Tak butuh waktu lama, Radit menyerah. Bocah berkulit gelap dengan banyak bekas koreng di dagu dan sikunya itu meringis, lalu melepas pensil Fatma. Tangannya terulur menerima pensilku.
“Berhenti mengganggu temanmu, Dit. Teman-teman dan Ibu Guru tidak suka kamu begitu. Ya?” pesanku sambil menatap matanya yang sayu. Bocah laki-laki itu hanya meringis lagi, lalu kembali menggerakkan pensilnya di atas kertas. Kelas kembali tenang. Anak-anak lain yang tadi menyaksikan dengan berbagai ekspresi wajah, mulai kembali menyelesaikan tugas yang aku berikan.
Radit dan Fatma adalah dua dari sekian anak-anak yang menjadi siswa didikku di kelas sore. Ya, aku menyebutnya kelas sore karena diadakan di sore hari sepulang aku mengajar dari sekolah formal. Dan di pagi hari di hari Minggu.
Mereka ada dua belas anak, tetapi sore ini kurang dua. Wulan tidak datang, bapaknya yang strok masuk rumah sakit lagi. Satunya lagi Didi, tidak datang sore ini karena tengah menemani ibunya yang melahirkan adik kelima. Benar, dua belas anak itu adalah anak-anak putus sekolah yang aku temukan di lingkungan sekitar rumah dan tetangga desa.

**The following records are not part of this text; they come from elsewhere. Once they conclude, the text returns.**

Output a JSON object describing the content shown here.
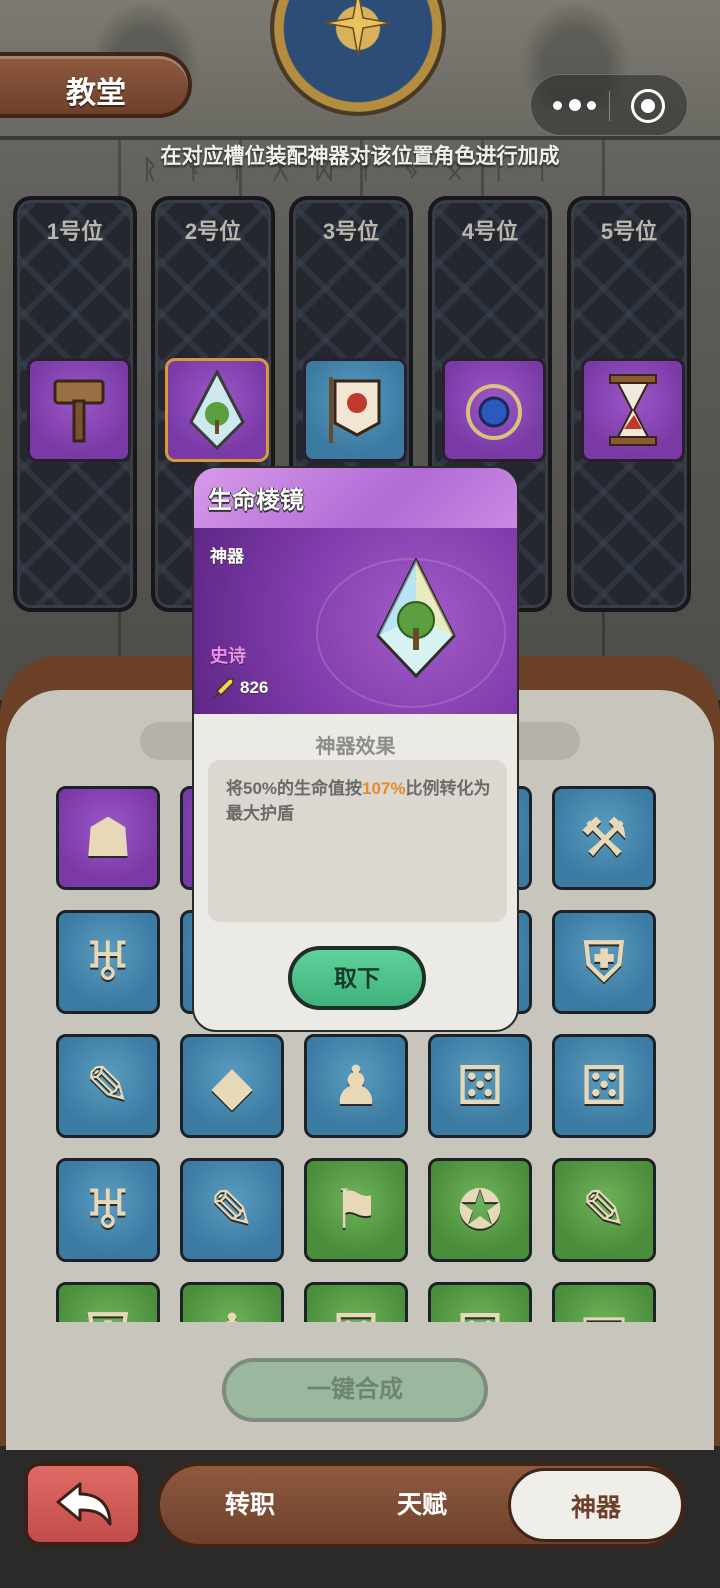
{
  "header": {
    "title": "教堂",
    "subtitle": "在对应槽位装配神器对该位置角色进行加成"
  },
  "capsule": {
    "menu_icon": "more-dots-icon",
    "close_icon": "target-circle-icon"
  },
  "slots": [
    {
      "label": "1号位",
      "item_icon": "hammer-icon",
      "rarity_color": "purple"
    },
    {
      "label": "2号位",
      "item_icon": "prism-icon",
      "rarity_color": "purple"
    },
    {
      "label": "3号位",
      "item_icon": "banner-icon",
      "rarity_color": "blue"
    },
    {
      "label": "4号位",
      "item_icon": "amulet-icon",
      "rarity_color": "purple"
    },
    {
      "label": "5号位",
      "item_icon": "hourglass-icon",
      "rarity_color": "purple"
    }
  ],
  "inventory": [
    {
      "icon": "mask-icon",
      "rarity": "purple"
    },
    {
      "icon": "unknown-icon",
      "rarity": "purple"
    },
    {
      "icon": "unknown-icon",
      "rarity": "blue"
    },
    {
      "icon": "unknown-icon",
      "rarity": "blue"
    },
    {
      "icon": "hammer-icon",
      "rarity": "blue"
    },
    {
      "icon": "chalice-icon",
      "rarity": "blue"
    },
    {
      "icon": "unknown-icon",
      "rarity": "blue"
    },
    {
      "icon": "unknown-icon",
      "rarity": "blue"
    },
    {
      "icon": "unknown-icon",
      "rarity": "blue"
    },
    {
      "icon": "armor-icon",
      "rarity": "blue"
    },
    {
      "icon": "scroll-icon",
      "rarity": "blue"
    },
    {
      "icon": "prism-icon",
      "rarity": "blue"
    },
    {
      "icon": "hooded-figure-icon",
      "rarity": "blue"
    },
    {
      "icon": "dice-icon",
      "rarity": "blue"
    },
    {
      "icon": "dice-icon",
      "rarity": "blue"
    },
    {
      "icon": "chalice-icon",
      "rarity": "blue"
    },
    {
      "icon": "scroll-icon",
      "rarity": "blue"
    },
    {
      "icon": "banner-icon",
      "rarity": "green"
    },
    {
      "icon": "amulet-icon",
      "rarity": "green"
    },
    {
      "icon": "scroll-icon",
      "rarity": "green"
    },
    {
      "icon": "armor-icon",
      "rarity": "green"
    },
    {
      "icon": "hooded-figure-icon",
      "rarity": "green"
    },
    {
      "icon": "dice-icon",
      "rarity": "green"
    },
    {
      "icon": "dice-icon",
      "rarity": "green"
    },
    {
      "icon": "book-icon",
      "rarity": "green"
    }
  ],
  "merge_button": "一键合成",
  "nav": {
    "back_icon": "back-arrow-icon",
    "tabs": [
      {
        "label": "转职"
      },
      {
        "label": "天赋"
      },
      {
        "label": "神器"
      }
    ],
    "active_tab": "神器"
  },
  "popup": {
    "name": "生命棱镜",
    "type": "神器",
    "rarity": "史诗",
    "power": "826",
    "effect_title": "神器效果",
    "effect_text_before": "将50%的生命值按",
    "effect_highlight": "107%",
    "effect_text_after": "比例转化为最大护盾",
    "remove_label": "取下",
    "icon": "prism-icon",
    "power_icon": "sword-icon"
  },
  "colors": {
    "purple": "#7a3aa6",
    "blue": "#3b7aa1",
    "green": "#4a8d3a",
    "highlight": "#e58a28",
    "rarity_epic": "#ef8cf2",
    "button_green": "#3fb37c"
  }
}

Mereka datang dengan permasalahan yang berbeda, tetapi sewarna. Radit misalnya. Bocah usia kelas empat SD itu putus sekolah setelah ibunya meninggal dunia saat melahirkan adiknya. Ayahnya pergi selepas kematian istrinya, entah ke mana. Sampai sekarang dia tidak pernah kembali setelah pergi tiga tahun lalu. Radit hidup bersama pamannya yang seorang pemulung. Sehari-hari bocah ini juga kerjaannya mencari barang bekas untuk bertahan hidup. Aku bertemu dengannya saat sedang berdiri di depan restoran siap saji. Dia tengah mengorek tempat sampah dengan sebatang besi panjang. Sementara Fatma seorang yatim piatu dari bayi. Tinggal bersama kakek dan neneknya yang sudah renta.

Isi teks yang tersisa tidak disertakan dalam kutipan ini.